Un stock de missiles épuisé, un risque opérationnel avéré
Les États-Unis dépendent largement de leurs réserves stratégiques pour garantir leur capacité de projection militaire. D’après Ouest France, le Pentagone aurait épuisé une partie de ses stocks de missiles, notamment ceux destinés aux frappes de précision et aux systèmes de défense antiaérienne. La situation est d’autant plus préoccupante que les conflits en cours, comme celui en Ukraine ou les tensions en mer de Chine méridionale, nécessitent une disponibilité immédiate des armements.
Les responsables du département de la Défense n’ont pas communiqué de chiffres précis, mais des sources internes évoquent des stocks « insuffisants » pour faire face à une escalade majeure. « Nous sommes en dessous des seuils minimaux pour certaines catégories de missiles », a déclaré un haut fonctionnaire sous couvert d’anonymat.

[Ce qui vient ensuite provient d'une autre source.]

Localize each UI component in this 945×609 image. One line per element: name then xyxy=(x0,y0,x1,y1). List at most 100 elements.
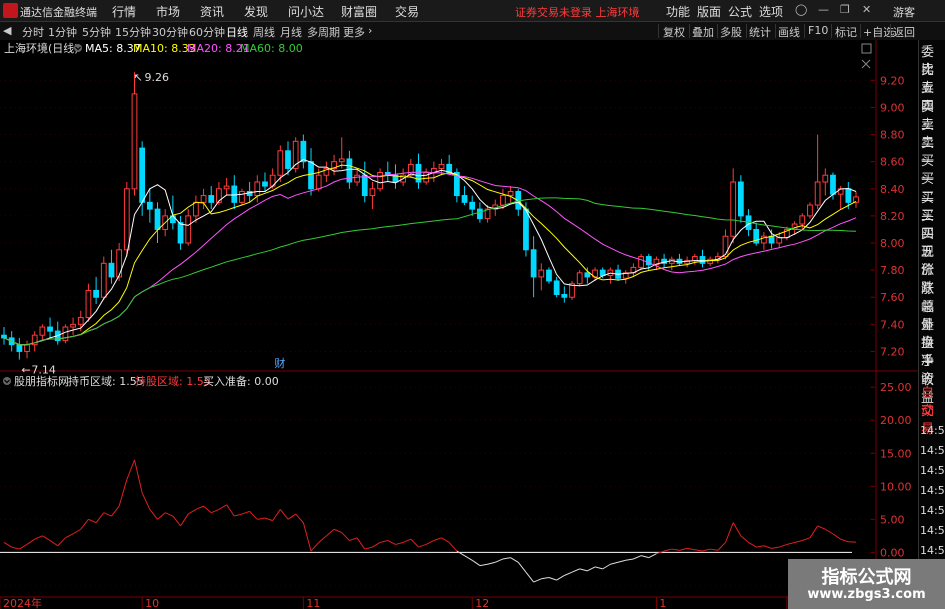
indicator-segment xyxy=(425,540,435,545)
toolbar-divider xyxy=(860,24,861,38)
indicator-segment xyxy=(802,537,811,541)
indicator-segment xyxy=(364,546,373,550)
indicator-segment xyxy=(42,535,51,541)
btn-f10[interactable]: F10 xyxy=(808,24,828,37)
candle-body xyxy=(699,256,706,264)
menu-discover[interactable]: 发现 xyxy=(244,3,268,20)
candle-body xyxy=(461,195,468,203)
sidebar-tick-time: 14:56 xyxy=(920,424,945,437)
candle-body xyxy=(354,174,360,183)
watermark-url: www.zbgs3.com xyxy=(807,587,926,602)
indicator-segment xyxy=(333,528,342,534)
indicator-series xyxy=(3,459,857,583)
restore-icon[interactable]: ❐ xyxy=(840,3,850,16)
indicator-segment xyxy=(717,542,726,551)
candle-body xyxy=(139,147,146,203)
period-weekly[interactable]: 周线 xyxy=(253,24,275,40)
chart-canvas[interactable]: 上海环境(日线) MA5: 8.37 MA10: 8.33 MA20: 8.21… xyxy=(0,40,918,609)
indicator-segment xyxy=(418,543,427,548)
indicator-segment xyxy=(471,559,481,566)
candle-body xyxy=(523,208,529,251)
menu-market-quotes[interactable]: 行情 xyxy=(112,3,136,20)
candle-body xyxy=(553,280,560,296)
period-more[interactable]: 更多 xyxy=(343,24,365,40)
candle-body xyxy=(377,172,383,190)
chart-options-icon[interactable] xyxy=(861,43,872,54)
toolbar-collapse-icon[interactable]: ◀ xyxy=(3,24,11,37)
indicator-segment xyxy=(272,509,281,521)
sub-indicator-settings-icon[interactable] xyxy=(3,377,11,385)
indicator-segment xyxy=(517,561,527,573)
indicator-segment xyxy=(809,525,819,539)
period-daily[interactable]: 日线 xyxy=(226,24,248,40)
indicator-segment xyxy=(479,563,488,567)
sidebar-tick-time: 14:56 xyxy=(920,524,945,537)
indicator-segment xyxy=(387,540,396,545)
btn-multi-stock[interactable]: 多股 xyxy=(720,24,742,40)
toolbar-divider xyxy=(717,24,718,38)
menu-layout[interactable]: 版面 xyxy=(697,3,721,20)
menu-function[interactable]: 功能 xyxy=(666,3,690,20)
period-1min[interactable]: 1分钟 xyxy=(48,24,77,40)
indicator-segment xyxy=(172,515,181,527)
btn-stats[interactable]: 统计 xyxy=(749,24,771,40)
candle-body xyxy=(737,181,744,217)
menu-ask-xiaoda[interactable]: 问小达 xyxy=(288,3,324,20)
menu-options[interactable]: 选项 xyxy=(759,3,783,20)
candle-body xyxy=(85,289,92,319)
candle-body xyxy=(208,195,215,203)
candle-body xyxy=(477,208,483,220)
login-warning[interactable]: 证券交易未登录 上海环境 xyxy=(515,4,640,20)
indicator-segment xyxy=(556,575,565,581)
indicator-segment xyxy=(349,537,358,541)
period-multi[interactable]: 多周期 xyxy=(307,24,340,40)
indicator-segment xyxy=(356,537,366,550)
candle-body xyxy=(223,185,230,190)
period-30min[interactable]: 30分钟 xyxy=(152,24,188,40)
candle-body xyxy=(108,262,115,278)
date-tick-label: 2024年 xyxy=(3,596,42,609)
menu-trade[interactable]: 交易 xyxy=(395,3,419,20)
indicator-segment xyxy=(756,545,764,548)
btn-adjust[interactable]: 复权 xyxy=(663,24,685,40)
close-icon[interactable]: ✕ xyxy=(862,3,871,16)
btn-draw[interactable]: 画线 xyxy=(778,24,800,40)
toolbar-divider xyxy=(658,24,659,38)
minimize-icon[interactable]: — xyxy=(818,3,829,16)
btn-back[interactable]: 返回 xyxy=(893,24,915,40)
menu-formula[interactable]: 公式 xyxy=(728,3,752,20)
menu-market[interactable]: 市场 xyxy=(156,3,180,20)
chart-close-icon[interactable] xyxy=(861,59,871,69)
period-5min[interactable]: 5分钟 xyxy=(82,24,111,40)
guest-label[interactable]: 游客 xyxy=(893,4,915,20)
menu-news[interactable]: 资讯 xyxy=(200,3,224,20)
indicator-segment xyxy=(448,542,458,552)
indicator-segment xyxy=(11,546,20,550)
period-60min[interactable]: 60分钟 xyxy=(189,24,225,40)
indicator-segment xyxy=(95,512,105,523)
account-icon[interactable]: ◯ xyxy=(795,3,807,16)
financial-event-marker[interactable]: 财 xyxy=(274,356,285,370)
indicator-settings-icon[interactable] xyxy=(74,44,82,52)
period-monthly[interactable]: 月线 xyxy=(280,24,302,40)
menu-wealth-circle[interactable]: 财富圈 xyxy=(341,3,377,20)
app-logo-icon xyxy=(3,3,18,18)
candle-body xyxy=(638,256,644,268)
indicator-segment xyxy=(825,528,834,535)
period-15min[interactable]: 15分钟 xyxy=(115,24,151,40)
indicator-segment xyxy=(510,557,519,563)
candle-body xyxy=(361,174,368,197)
candle-body xyxy=(254,181,261,197)
period-intraday[interactable]: 分时 xyxy=(22,24,44,40)
candle-body xyxy=(691,256,698,262)
indicator-segment xyxy=(226,504,235,517)
toolbar-divider xyxy=(804,24,805,38)
indicator-segment xyxy=(832,533,841,540)
btn-mark[interactable]: 标记 xyxy=(835,24,857,40)
more-chevron-icon[interactable]: › xyxy=(368,24,372,37)
indicator-segment xyxy=(410,538,419,548)
btn-overlay[interactable]: 叠加 xyxy=(692,24,714,40)
indicator-segment xyxy=(794,539,803,543)
indicator-segment xyxy=(687,547,695,551)
indicator-segment xyxy=(786,541,795,545)
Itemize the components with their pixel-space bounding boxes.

Autant dire que la marge de manœuvre opérationnelle se réduit à peau de chagrin.
La course au réarmement lancée, mais à quel prix ?
Face à cette urgence, le Pentagone a lancé des commandes massives auprès des grands groupes de l’armement américain, comme Lockheed Martin ou Raytheon Technologies. Selon Ouest France, les contrats signés s’élèvent à plusieurs milliards de dollars, avec des délais de livraison pouvant s’étaler sur douze à dix-huit mois pour les modèles les plus complexes. « Nous faisons tout pour accélérer les chaînes de production, mais la fabrication de missiles haute précision reste un processus long et coûteux », a expliqué un porte-parole de l’industrie.
Les fonds alloués par le Congrès pour ces acquisitions sont déjà en cours de déboursement. Le budget 2026, adopté en décembre 2025, prévoit une enveloppe supplémentaire de 4,2 milliards de dollars spécifiquement dédiée à la reconstitution des stocks. Pour autant, les experts s’interrogent : ces moyens seront-ils suffisants pour combler les lacunes avant qu’une crise majeure n’éclate ?
L’Iran au cœur des préoccupations stratégiques
Cette crise des stocks survient alors que les relations entre Washington et Téhéran restent extrêmement tendues. Les derniers mois ont été marqués par des incidents en mer Rouge et des tensions autour du programme nucléaire iranien. « Nous devons être prêts à toute éventualité, y compris une escalade militaire », a rappelé un officier supérieur de l’US Army. Les missiles à moyenne et longue portée figurent parmi les équipements les plus demandés pour dissuader une agression directe.
Dans ce contexte, la capacité des États-Unis à reconstituer rapidement leurs arsenaux devient un enjeu de crédibilité. Les alliés de l’OTAN, comme la France ou le Royaume-Uni, surveillent de près cette situation, certains commençant à envisager des transferts de stocks ou des commandes communes pour mutualiser les risques.
Pour l’instant, les responsables militaires insistent sur la nécessité de « gérer cette transition avec prudence ». Une chose est sûre : dans un contexte où chaque jour compte, le temps joue désormais contre Washington.
D’après les informations disponibles, les stocks les plus critiques concernent les missiles de croisière Tomahawk, les missiles antiaériens Patriot et les missiles balistiques à courte portée comme les ATACMS. Ces équipements sont essentiels pour les frappes de précision et la défense des bases militaires.
Les industriels estiment qu’il faudra entre six et dix-huit mois pour combler les lacunes, selon la complexité des systèmes. Les modèles les plus simples pourraient être livrés dès le printemps 2026, mais les missiles les plus sophistiqués ne seront disponibles qu’à partir de fin 2026.